The experiment with unregulated financial engineering is over, and government is making its biggest comeback into financial market in many decades. As Paul Krugman says, "The unthinkable — a government buyout of much of the private sector’s bad debt — has become the inevitable." Nationalization is no longer a dirty word! The "national credit card of the United States", operated by the Federal Reserve, is being used to takeover the sub-prime debt!
There have been numerous calls for a "comprehensive plan" to regulate the financial system. However, while these are undoubtedly important, they may not be the immediate priority. The urgent need is to reassure investors and prevent the crisis from spreading further. In other words, temporary steps involving damage control and crisis management. The Fed needs to buy as much time as possible, so as to give the ailing institutions breathing time to get some semblance of order back, dissipate the fear psychosis hanging over the markets, and for the real economy to adjust to the changed circumstances. The time for hard regulatory decisions of fundamental nature should come later, lest it upsets the delicately balanced applecart.
In such uncertain times, the low interest rates notwithstanding, credit gets squeezed out for even the real economy, as lenders, wary of counter-party risk "go on strike". That this is happening is borne out by the sharply widening interest rate spreads - the average interest rate on three-month interbank borrowing was 3.2%, while the interest rate on the corresponding Treasuries was 0.05%. Further, the spreads in the money markets (between interest rate charges overnight and those charged over a longer period), which indicates the health of the money markets and is a measure of whether banks are willing to lend to one another — and ultimately to consumers, have also been widening.
Given that the financial markets will now need help from a real economy to pull itself out of the deep crisis, it is imperative that conditions be maintained to ensure that the real economy remains robust and healthy. A credit squeeze would depress business spending, already starined by inflationary and recessionary expectations.
Worse still, fears of the crisis engulfing even safe investments like money market funds, certificates of deposit and asset-backed commercial paper, may prompt investors to pull out from these securities, thereby forcing a run on the issuing institutions. This would set off a domino effect on even the hitherto safer areas of the financial system, with catastrophic consequences. There is the danger of a "liquidation trap", with falling asset prices triggering off margin calls and distress sales, causing further asset sales and price declines.

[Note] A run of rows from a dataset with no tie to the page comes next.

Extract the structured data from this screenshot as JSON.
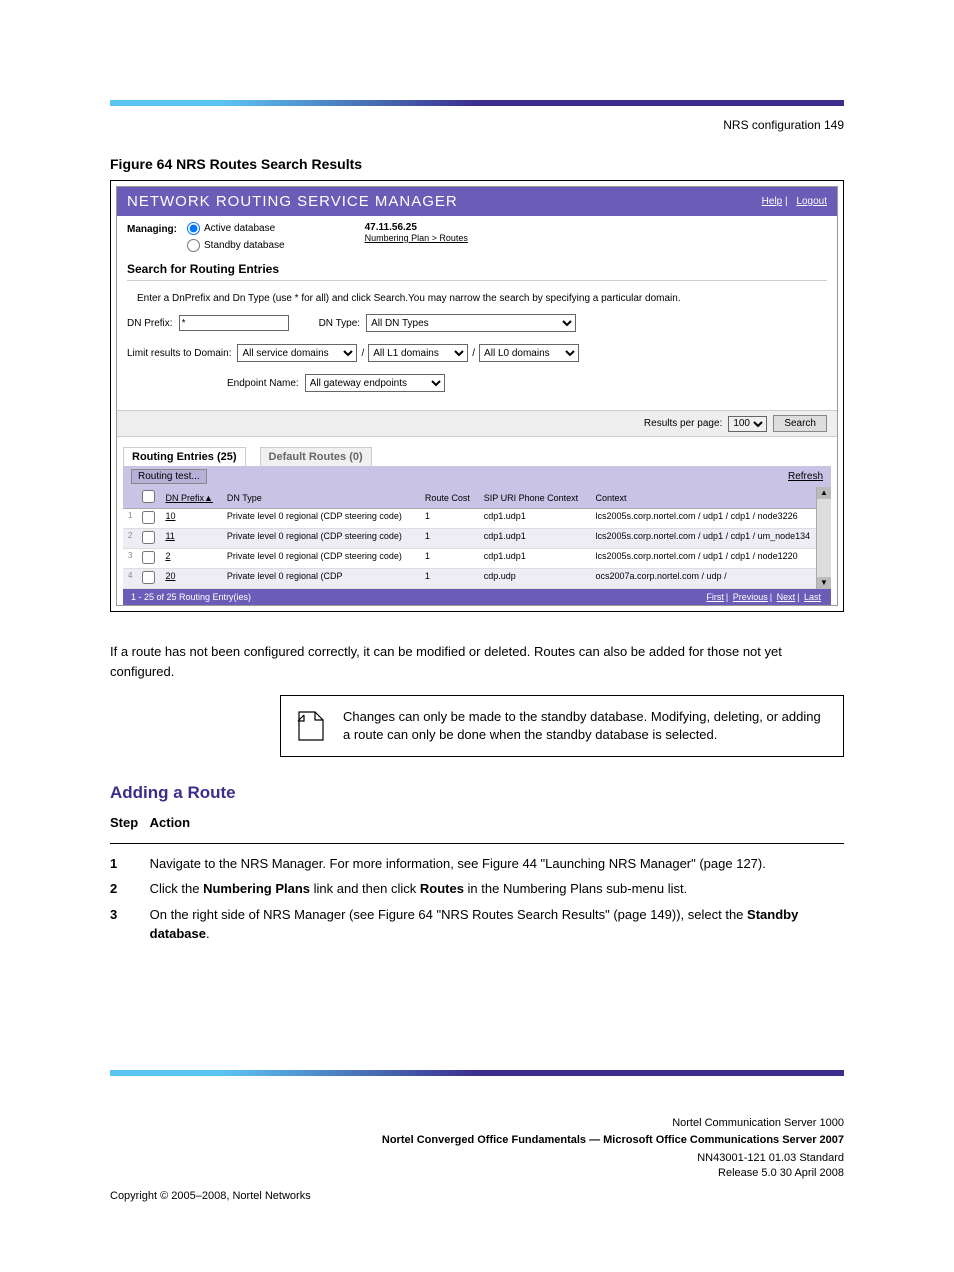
{
  "doc_header_right": "NRS configuration  149",
  "figure_title": "Figure 64 NRS Routes Search Results",
  "screenshot": {
    "header_title": "NETWORK ROUTING SERVICE MANAGER",
    "help": "Help",
    "logout": "Logout",
    "managing_label": "Managing:",
    "radio_active": "Active database",
    "radio_standby": "Standby database",
    "ip": "47.11.56.25",
    "breadcrumb": "Numbering Plan > Routes",
    "section_title": "Search for Routing Entries",
    "instruction": "Enter a DnPrefix and Dn Type (use * for all) and click Search.You may narrow the search by specifying a particular domain.",
    "dn_prefix_label": "DN Prefix:",
    "dn_prefix_value": "*",
    "dn_type_label": "DN Type:",
    "dn_type_value": "All DN Types",
    "limit_label": "Limit results to Domain:",
    "limit_value": "All service domains",
    "l1_value": "All L1 domains",
    "l0_value": "All L0 domains",
    "endpoint_label": "Endpoint Name:",
    "endpoint_value": "All gateway endpoints",
    "results_per_page_label": "Results per page:",
    "results_per_page_value": "100",
    "search_button": "Search",
    "tab_active": "Routing Entries (25)",
    "tab_inactive": "Default Routes (0)",
    "routing_test_btn": "Routing test...",
    "refresh": "Refresh",
    "columns": {
      "dn_prefix": "DN Prefix",
      "dn_type": "DN Type",
      "route_cost": "Route Cost",
      "sip_uri": "SIP URI Phone Context",
      "context": "Context"
    },
    "rows": [
      {
        "idx": "1",
        "prefix": "10",
        "type": "Private level 0 regional (CDP steering code)",
        "cost": "1",
        "sip": "cdp1.udp1",
        "ctx": "lcs2005s.corp.nortel.com / udp1 / cdp1 / node3226"
      },
      {
        "idx": "2",
        "prefix": "11",
        "type": "Private level 0 regional (CDP steering code)",
        "cost": "1",
        "sip": "cdp1.udp1",
        "ctx": "lcs2005s.corp.nortel.com / udp1 / cdp1 / um_node134"
      },
      {
        "idx": "3",
        "prefix": "2",
        "type": "Private level 0 regional (CDP steering code)",
        "cost": "1",
        "sip": "cdp1.udp1",
        "ctx": "lcs2005s.corp.nortel.com / udp1 / cdp1 / node1220"
      },
      {
        "idx": "4",
        "prefix": "20",
        "type": "Private level 0 regional (CDP",
        "cost": "1",
        "sip": "cdp.udp",
        "ctx": "ocs2007a.corp.nortel.com / udp /"
      }
    ],
    "status_text": "1 - 25 of 25 Routing Entry(ies)",
    "pager": {
      "first": "First",
      "prev": "Previous",
      "next": "Next",
      "last": "Last"
    }
  },
  "body_text_1": "If a route has not been configured correctly, it can be modified or deleted. Routes can also be added for those not yet configured.",
  "note_text": "Changes can only be made to the standby database. Modifying, deleting, or adding a route can only be done when the standby database is selected.",
  "section_head": "Adding a Route",
  "steps": {
    "s1_num": "Step",
    "s1_txt_a": "Action",
    "s1": "1",
    "s1_txt": "Navigate to the NRS Manager. For more information, see Figure 44 \"Launching NRS Manager\" (page 127).",
    "s2": "2",
    "s2_txt_a": "Click the ",
    "s2_nav": "Numbering Plans",
    "s2_txt_b": " link and then click ",
    "s2_nav2": "Routes",
    "s2_txt_c": " in the Numbering Plans sub-menu list.",
    "s3": "3",
    "s3_txt_a": "On the right side of NRS Manager (see Figure 64 \"NRS Routes Search Results\" (page 149)), select the ",
    "s3_nav": "Standby database",
    "s3_txt_b": "."
  },
  "footer": {
    "line1": "Nortel Communication Server 1000",
    "line2": "Nortel Converged Office Fundamentals — Microsoft Office Communications Server 2007",
    "line3": "NN43001-121 01.03 Standard",
    "line4": "Release 5.0 30 April 2008"
  },
  "copyright": "Copyright © 2005–2008, Nortel Networks"
}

These dangers will persist for atleast a few months, and the Fed should be dextrous enough to swiftly contain these fears and reassure investors. With the double effect of inflation and solvency crisis driving real interest rates (even the nominal ones are close to zero) virtually zero, the standard monetary policy levers have become ineffectual. In these extraordinary circumstances, the Fed will have to, as Mark Thoma and William Buiter suggested a few months back, assume the role of a "risk absorber of the last resort" or "market maker of last resort". The temporary fire-fighting options available include
1. Creation of an agency to buy up bad assets. This entity might purchase assets at a steep discount from solvent financial institutions and eventually sell them back into the market. Precedents include the Resolution Trust Corporation, a government-owned, asset-management company charged with liquidating assets of failed Savings & Loans (S&L) institutions in the eighties, and the Japanese government’s mass purchase of bad debts from banks during the 1990s.
2. Suspend short trading in the securities of embattled institutions.
3. Keep alive the emergency lending program, so as to enable access to credit for troubled insititions.
4. Dilute credit standards for emergency lending.
5. Extend guarantee umbrella to certain safer and liquid instruments like the $3.4 trillion strong money market funds.
6. Expand credit lines available for short-term borrowings by banks from the money markets.
7. Explore ways to relax capital standards and mark-to-market rules, so that bad debts are written down in orderly fashion rather than through panicked deleveraging that pulls down good assets too.
All these efforts should have costs clearly defined and back-ended and the institutions have adequate time to clear off their bad assets and repay the tax payer. Fixing an appropriate risk-adjusted price that penalizes the greedy investors and fund managers, while helping achieve the objective would be a challenge. In the absence of a clear idea of the extent and type of risks involved, the Fed or any other agency cannot hope to have any comprehensive detailed plan, but only respond to crisis in a piece-meal manner and hope that situation eases up. In fact, any comprehensive and general plan, would perversely enough accentuate moral hazard.
One of the biggest concerns is that over how the government will value the assets it takes onto its books. The conventional mark-to-market valuation method, which has been responsible for much of the crisis, is surely not acceptable. As the WSJ suggests, one possible avenue could be some sort of auction facility, so that the government would not have to be involved in negotiating asset values with companies. This would also ensure that the greedy financial companies are adequately punished with big losses.
Whatever the Fed and Treasury does now should be done with the objective of steadying the market so that investors regain confidence in financial institutions and resume conducting business normally with them.
Nouriel Roubini has a scathing indictment of the actions of the Fed and the US Treasury, describing it as "socialism for the rich", and the "biggest government intervention and nationalisations in the recent history of humanity"!